Trying to limit access to Teva Pharmaceutical Industries' ($TEVA) emergency contraceptive Plan B One-Step and other similar birth control drugs has been a long battle, but the government has finally decided to cut its losses. As of Monday, it will no longer be fighting for age-based restrictions on over-the-counter availability.

In a letter to U.S. district court judge Edward R. Korman, the administration said it would comply with his orders to make the drug available to women and girls of all ages without a prescription, The New York Times reports. In an FDA-issued statement, the agency said it planned to drop its appeal of those demands.

"To comply with the order, the FDA has asked the manufacturer of Plan B One-Step to submit a supplemental application seeking approval of the one-pill product to be made available OTC without any such restrictions," the statement said, as quoted by the New York Times. "Once FDA receives that supplemental application, the FDA intends to approve it promptly." After that, the Times reports, the FDA expects generic makers of the drug to seek similar arrangements, and it will most likely grant them availability without restrictions.

As Korman, in a New York appeals court, has already ordered the FDA to allow two-pill emergency contraceptives to be sold to customers regardless of age, this concession is the culmination of a legal fight fraught with political implications. Cecile Richards, the president of Planned Parenthood, called it a "huge breakthrough" and a "historic moment for women's health and equity," the NYT reports.

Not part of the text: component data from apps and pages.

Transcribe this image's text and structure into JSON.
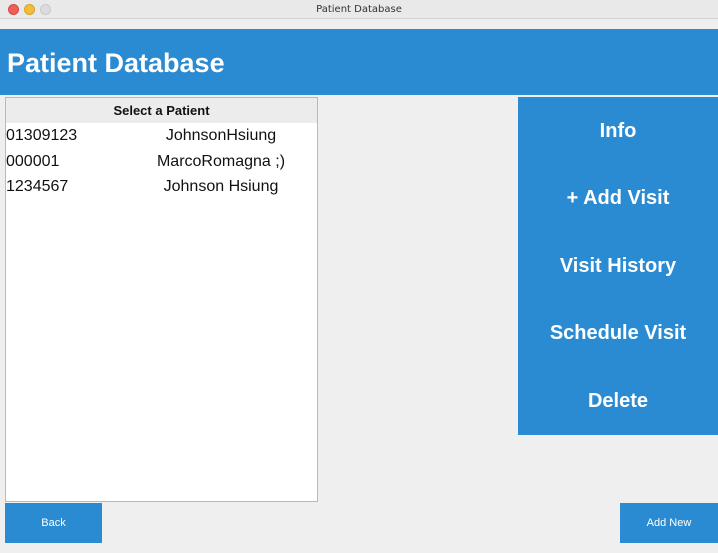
{
  "window": {
    "title": "Patient Database"
  },
  "header": {
    "title": "Patient Database"
  },
  "patient_list": {
    "header": "Select a Patient",
    "patients": [
      {
        "id": "01309123",
        "name": "JohnsonHsiung"
      },
      {
        "id": "000001",
        "name": "MarcoRomagna ;)"
      },
      {
        "id": "1234567",
        "name": "Johnson Hsiung"
      }
    ]
  },
  "actions": {
    "info": "Info",
    "add_visit": "+ Add Visit",
    "visit_history": "Visit History",
    "schedule_visit": "Schedule Visit",
    "delete": "Delete"
  },
  "footer": {
    "back": "Back",
    "add_new": "Add New"
  },
  "colors": {
    "accent": "#2b8bd2",
    "background": "#efefef",
    "panel": "#ffffff"
  }
}
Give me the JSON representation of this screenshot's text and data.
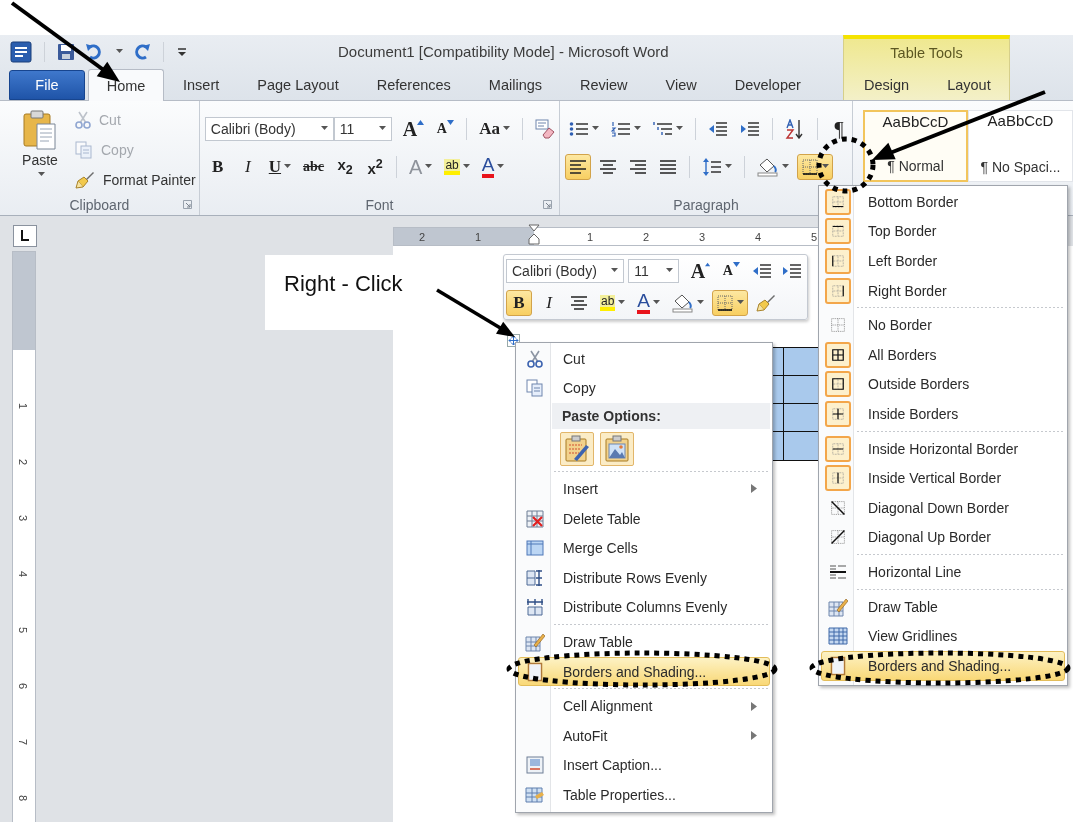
{
  "title_bar": {
    "title": "Document1 [Compatibility Mode] - Microsoft Word",
    "context_header": "Table Tools"
  },
  "tabs": [
    {
      "label": "File",
      "kind": "file",
      "selected": false
    },
    {
      "label": "Home",
      "kind": "main",
      "selected": true
    },
    {
      "label": "Insert",
      "kind": "main",
      "selected": false
    },
    {
      "label": "Page Layout",
      "kind": "main",
      "selected": false
    },
    {
      "label": "References",
      "kind": "main",
      "selected": false
    },
    {
      "label": "Mailings",
      "kind": "main",
      "selected": false
    },
    {
      "label": "Review",
      "kind": "main",
      "selected": false
    },
    {
      "label": "View",
      "kind": "main",
      "selected": false
    },
    {
      "label": "Developer",
      "kind": "main",
      "selected": false
    },
    {
      "label": "Design",
      "kind": "context",
      "selected": false
    },
    {
      "label": "Layout",
      "kind": "context",
      "selected": false
    }
  ],
  "clipboard": {
    "label": "Clipboard",
    "paste": "Paste",
    "actions": [
      {
        "kind": "cut",
        "label": "Cut",
        "disabled": true
      },
      {
        "kind": "copy",
        "label": "Copy",
        "disabled": true
      },
      {
        "kind": "painter",
        "label": "Format Painter",
        "disabled": false
      }
    ]
  },
  "font": {
    "label": "Font",
    "font_name": "Calibri (Body)",
    "font_size": "11",
    "row1": [
      {
        "kind": "grow-font",
        "label": "A"
      },
      {
        "kind": "shrink-font",
        "label": "A"
      },
      {
        "kind": "separator"
      },
      {
        "kind": "change-case",
        "label": "Aa",
        "caret": true
      },
      {
        "kind": "separator"
      },
      {
        "kind": "clear-formatting"
      }
    ],
    "row2": [
      {
        "kind": "bold",
        "label": "B"
      },
      {
        "kind": "italic",
        "label": "I"
      },
      {
        "kind": "underline",
        "label": "U",
        "caret": true
      },
      {
        "kind": "strikethrough",
        "label": "abc"
      },
      {
        "kind": "subscript",
        "label": "x$_{2}$"
      },
      {
        "kind": "superscript",
        "label": "x$^{2}$"
      },
      {
        "kind": "separator"
      },
      {
        "kind": "text-effects",
        "label": "A",
        "caret": true
      },
      {
        "kind": "highlight",
        "label": "ab",
        "caret": true
      },
      {
        "kind": "font-color",
        "label": "A",
        "caret": true
      }
    ]
  },
  "paragraph": {
    "label": "Paragraph",
    "row1": [
      {
        "kind": "bullets",
        "caret": true
      },
      {
        "kind": "numbering",
        "caret": true
      },
      {
        "kind": "multilevel",
        "caret": true
      },
      {
        "kind": "separator"
      },
      {
        "kind": "decrease-indent"
      },
      {
        "kind": "increase-indent"
      },
      {
        "kind": "separator"
      },
      {
        "kind": "sort"
      },
      {
        "kind": "separator"
      },
      {
        "kind": "show-marks",
        "label": "¶"
      }
    ],
    "row2": [
      {
        "kind": "align-left",
        "selected": true
      },
      {
        "kind": "align-center",
        "selected": false
      },
      {
        "kind": "align-right",
        "selected": false
      },
      {
        "kind": "justify",
        "selected": false
      },
      {
        "kind": "separator"
      },
      {
        "kind": "line-spacing",
        "caret": true
      },
      {
        "kind": "separator"
      },
      {
        "kind": "shading",
        "caret": true
      },
      {
        "kind": "borders",
        "caret": true,
        "selected": true
      }
    ]
  },
  "styles": [
    {
      "preview": "AaBbCcD",
      "name": "¶ Normal",
      "selected": true
    },
    {
      "preview": "AaBbCcD",
      "name": "¶ No Spaci...",
      "selected": false
    }
  ],
  "ruler": {
    "horizontal": [
      "2",
      "1",
      "1",
      "2",
      "3",
      "4",
      "5"
    ],
    "vertical": [
      "1",
      "2",
      "3",
      "4",
      "5",
      "6",
      "7",
      "8"
    ]
  },
  "callout": "Right - Click",
  "mini_toolbar": {
    "font_name": "Calibri (Body)",
    "font_size": "11",
    "row1": [
      {
        "kind": "grow-font",
        "label": "A"
      },
      {
        "kind": "shrink-font",
        "label": "A"
      },
      {
        "kind": "decrease-indent"
      },
      {
        "kind": "increase-indent"
      }
    ],
    "row2": [
      {
        "kind": "bold",
        "label": "B",
        "selected": true
      },
      {
        "kind": "italic",
        "label": "I",
        "selected": false
      },
      {
        "kind": "align-center"
      },
      {
        "kind": "highlight",
        "label": "ab",
        "caret": true
      },
      {
        "kind": "font-color",
        "label": "A",
        "caret": true
      },
      {
        "kind": "shading",
        "caret": true
      },
      {
        "kind": "borders",
        "caret": true,
        "selected": true
      },
      {
        "kind": "painter"
      }
    ]
  },
  "context_menu": [
    {
      "kind": "item",
      "label": "Cut",
      "submenu": false,
      "separator_before": false,
      "selected": false
    },
    {
      "kind": "item",
      "label": "Copy",
      "submenu": false,
      "separator_before": false,
      "selected": false
    },
    {
      "kind": "heading",
      "label": "Paste Options:",
      "submenu": false,
      "separator_before": false,
      "selected": false
    },
    {
      "kind": "paste-options",
      "submenu": false,
      "separator_before": false,
      "selected": false
    },
    {
      "kind": "item",
      "label": "Insert",
      "submenu": true,
      "separator_before": true,
      "selected": false
    },
    {
      "kind": "item",
      "label": "Delete Table",
      "submenu": false,
      "separator_before": false,
      "selected": false
    },
    {
      "kind": "item",
      "label": "Merge Cells",
      "submenu": false,
      "separator_before": false,
      "selected": false
    },
    {
      "kind": "item",
      "label": "Distribute Rows Evenly",
      "submenu": false,
      "separator_before": false,
      "selected": false
    },
    {
      "kind": "item",
      "label": "Distribute Columns Evenly",
      "submenu": false,
      "separator_before": false,
      "selected": false
    },
    {
      "kind": "item",
      "label": "Draw Table",
      "submenu": false,
      "separator_before": true,
      "selected": false
    },
    {
      "kind": "item",
      "label": "Borders and Shading...",
      "submenu": false,
      "separator_before": false,
      "selected": true
    },
    {
      "kind": "item",
      "label": "Cell Alignment",
      "submenu": true,
      "separator_before": true,
      "selected": false
    },
    {
      "kind": "item",
      "label": "AutoFit",
      "submenu": true,
      "separator_before": false,
      "selected": false
    },
    {
      "kind": "item",
      "label": "Insert Caption...",
      "submenu": false,
      "separator_before": false,
      "selected": false
    },
    {
      "kind": "item",
      "label": "Table Properties...",
      "submenu": false,
      "separator_before": false,
      "selected": false
    }
  ],
  "borders_menu": [
    {
      "label": "Bottom Border",
      "on": true,
      "separator_before": false,
      "selected": false
    },
    {
      "label": "Top Border",
      "on": true,
      "separator_before": false,
      "selected": false
    },
    {
      "label": "Left Border",
      "on": true,
      "separator_before": false,
      "selected": false
    },
    {
      "label": "Right Border",
      "on": true,
      "separator_before": false,
      "selected": false
    },
    {
      "label": "No Border",
      "on": false,
      "separator_before": true,
      "selected": false
    },
    {
      "label": "All Borders",
      "on": true,
      "separator_before": false,
      "selected": false
    },
    {
      "label": "Outside Borders",
      "on": true,
      "separator_before": false,
      "selected": false
    },
    {
      "label": "Inside Borders",
      "on": true,
      "separator_before": false,
      "selected": false
    },
    {
      "label": "Inside Horizontal Border",
      "on": true,
      "separator_before": true,
      "selected": false
    },
    {
      "label": "Inside Vertical Border",
      "on": true,
      "separator_before": false,
      "selected": false
    },
    {
      "label": "Diagonal Down Border",
      "on": false,
      "separator_before": false,
      "selected": false
    },
    {
      "label": "Diagonal Up Border",
      "on": false,
      "separator_before": false,
      "selected": false
    },
    {
      "label": "Horizontal Line",
      "on": false,
      "separator_before": true,
      "selected": false
    },
    {
      "label": "Draw Table",
      "on": false,
      "separator_before": true,
      "selected": false
    },
    {
      "label": "View Gridlines",
      "on": false,
      "separator_before": false,
      "selected": false
    },
    {
      "label": "Borders and Shading...",
      "on": false,
      "separator_before": false,
      "selected": true
    }
  ]
}
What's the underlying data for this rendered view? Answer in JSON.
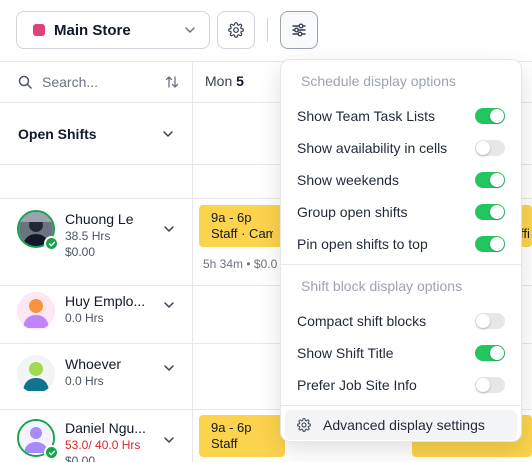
{
  "toolbar": {
    "store_name": "Main Store",
    "store_color": "#e0417a",
    "settings_icon": "gear-icon",
    "display_icon": "sliders-icon"
  },
  "grid": {
    "search_placeholder": "Search...",
    "day_name": "Mon",
    "day_number": "5",
    "open_shifts_label": "Open Shifts"
  },
  "people": [
    {
      "name": "Chuong Le",
      "hours": "38.5 Hrs",
      "pay": "$0.00",
      "verified": true
    },
    {
      "name": "Huy Emplo...",
      "hours": "0.0 Hrs"
    },
    {
      "name": "Whoever",
      "hours": "0.0 Hrs"
    },
    {
      "name": "Daniel Ngu...",
      "hours": "53.0/ 40.0 Hrs",
      "pay": "$0.00",
      "hours_over": true,
      "verified": true
    }
  ],
  "shifts": [
    {
      "time": "9a - 6p",
      "role": "Staff · Came",
      "meta": "5h 34m • $0.0",
      "overflow_label": "ffi"
    },
    {
      "time": "9a - 6p",
      "role": "Staff"
    }
  ],
  "menu": {
    "section1_title": "Schedule display options",
    "section1_items": [
      {
        "label": "Show Team Task Lists",
        "on": true
      },
      {
        "label": "Show availability in cells",
        "on": false
      },
      {
        "label": "Show weekends",
        "on": true
      },
      {
        "label": "Group open shifts",
        "on": true
      },
      {
        "label": "Pin open shifts to top",
        "on": true
      }
    ],
    "section2_title": "Shift block display options",
    "section2_items": [
      {
        "label": "Compact shift blocks",
        "on": false
      },
      {
        "label": "Show Shift Title",
        "on": true
      },
      {
        "label": "Prefer Job Site Info",
        "on": false
      }
    ],
    "advanced_label": "Advanced display settings"
  },
  "colors": {
    "shift_yellow": "#fcd34d",
    "toggle_on": "#22c55e",
    "over_hours": "#dc2626"
  }
}
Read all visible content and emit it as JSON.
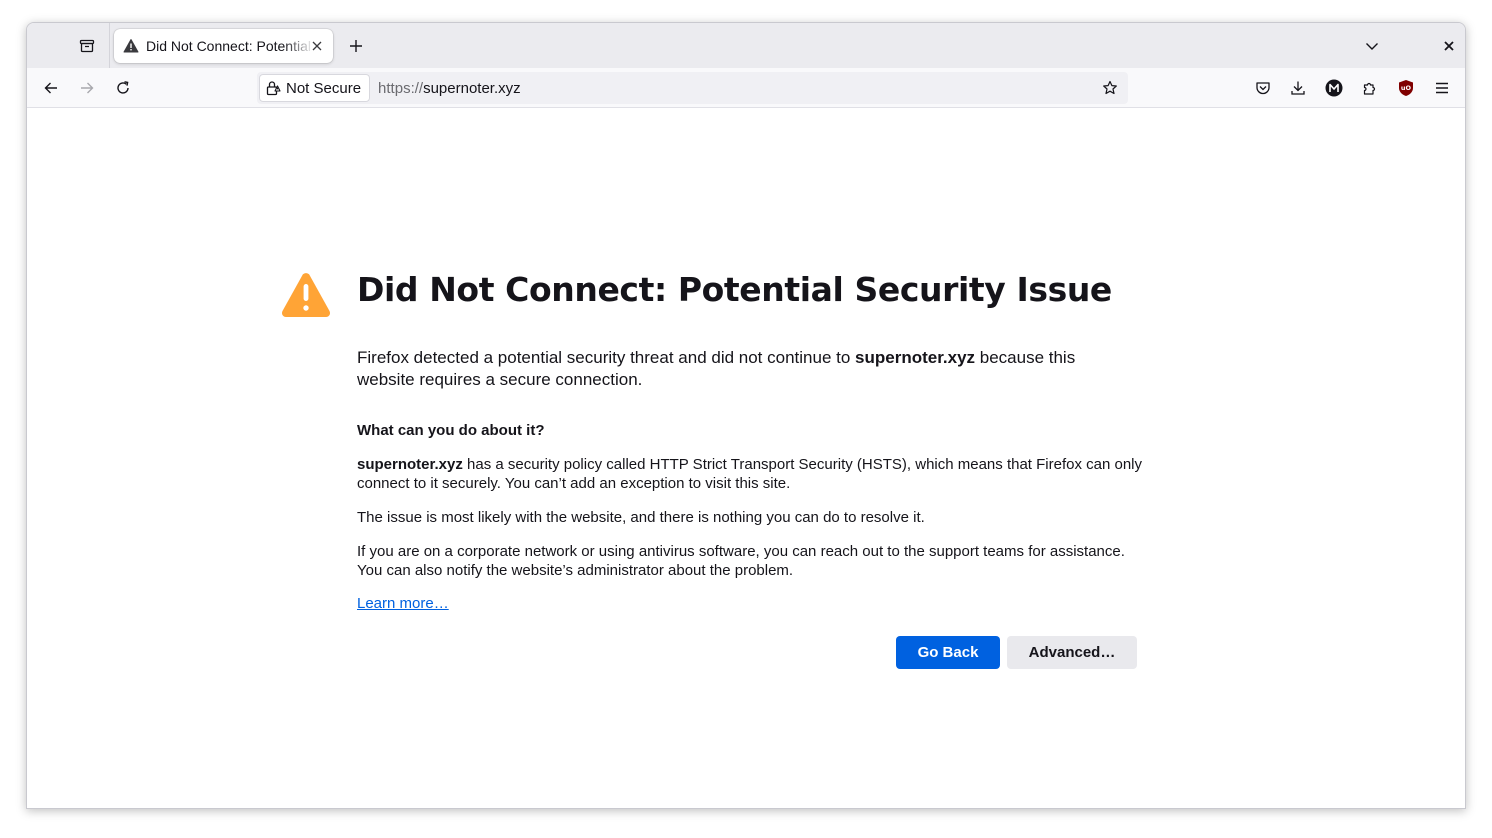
{
  "tab": {
    "title": "Did Not Connect: Potential Security Issue",
    "icon": "warning-icon"
  },
  "toolbar": {
    "identity_label": "Not Secure",
    "url_scheme": "https://",
    "url_host": "supernoter.xyz"
  },
  "page": {
    "title": "Did Not Connect: Potential Security Issue",
    "intro_before": "Firefox detected a potential security threat and did not continue to ",
    "intro_host": "supernoter.xyz",
    "intro_after": " because this website requires a secure connection.",
    "what_heading": "What can you do about it?",
    "p1_host": "supernoter.xyz",
    "p1_text": " has a security policy called HTTP Strict Transport Security (HSTS), which means that Firefox can only connect to it securely. You can’t add an exception to visit this site.",
    "p2_text": "The issue is most likely with the website, and there is nothing you can do to resolve it.",
    "p3_text": "If you are on a corporate network or using antivirus software, you can reach out to the support teams for assistance. You can also notify the website’s administrator about the problem.",
    "learn_more": "Learn more…",
    "go_back": "Go Back",
    "advanced": "Advanced…"
  },
  "colors": {
    "accent": "#0061e0",
    "warning": "#ffa436",
    "tabstrip_bg": "#ebebef",
    "toolbar_bg": "#f9f9fb",
    "ublock_red": "#800000"
  }
}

The issue of OTC, prescription-free availability of emergency contraceptives sparked intervention from HHS Secretary Kathleen Sebelius, who overruled the FDA's 2011 decision to make emergency contraceptives widely available and limited access for girls under 17. But pressure from women's rights groups and a federal judge's order to lift the restrictions resulted in an April decision from the FDA to allow Teva to sell Plan B One-Step to girls as young as 15. Sebelius' move drew fire--especially from Korman, who called it "obviously political" in his decision and also labeled the FDA's limits as "arbitrary, capricious and unreasonable."